What is ADA Compliance?
The Department of Justice (DOJ) published the Americans with Disabilities Act (ADA) Standards for Accessible Design in September 2010. These standards state that all electronic and information technology must be accessible to people with disabilities.
The ADA differs from Section 508 regulations, which are an amendment to the Rehabilitation Act of 1973 and apply to all information technology, including computer hardware, software and documentation.
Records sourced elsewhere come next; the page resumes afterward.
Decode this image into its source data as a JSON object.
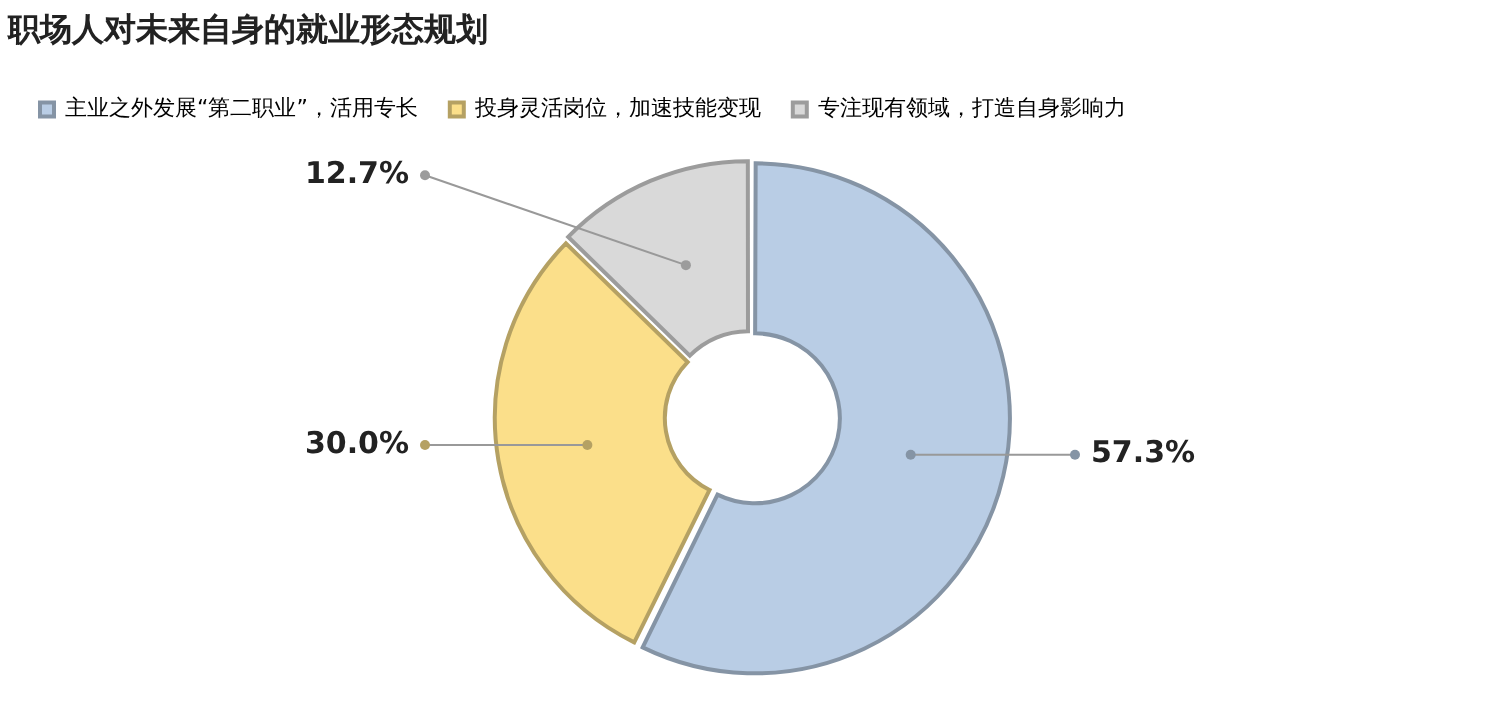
{
  "chart_data": {
    "type": "donut",
    "title": "职场人对未来自身的就业形态规划",
    "categories": [
      "主业之外发展“第二职业”，活用专长",
      "投身灵活岗位，加速技能变现",
      "专注现有领域，打造自身影响力"
    ],
    "values": [
      57.3,
      30.0,
      12.7
    ],
    "colors": [
      "#b9cde5",
      "#fbdf8a",
      "#d9d9d9"
    ],
    "value_labels": [
      "57.3%",
      "30.0%",
      "12.7%"
    ],
    "legend": "top left"
  }
}
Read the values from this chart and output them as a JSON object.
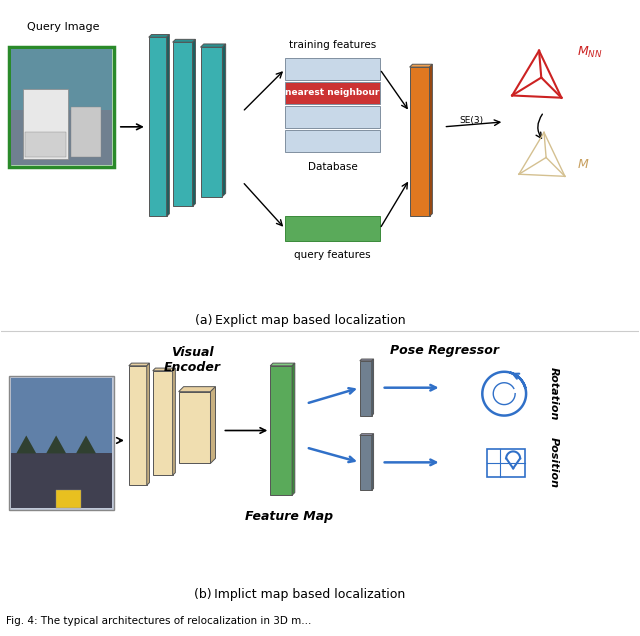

Who needs to follow these requirements?
The ADA standards apply to commercial and public entities that have “places of public accommodation” which includes the internet. The DOJ is currently determining the specific regulations but that does not mean website discrimination will be tolerated. The DOJ's public position was clarified in the following statement made during the Netflix case:
"The Department is currently developing regulations
specifically addressing the accessibility of goods and services offered
via the web by entities covered by the ADA. The fact that the regulatory
process is not yet complete in no way indicates that web services are
not already covered by title III."
— Statement of Interest of the United States Department of Justice in NAD v. Netflix (page 10)
Who does the law affect?
- Americans with disabilities and their friends, families, and caregivers
- Private employers with 15 or more employees
- Businesses operating for the benefit of the public
- All state and local government agencies
How does a company comply with the ADA?
The ADA encourages self-regulation of accessibility standards and the Department of Justice is currently developing regulations to provide specific guidance to the entities covered by the ADA. Organizations are encouraged to use the WCAG 2.0 level AA guidelines as a guide on how to become accessible until the DOJ defines the regulations.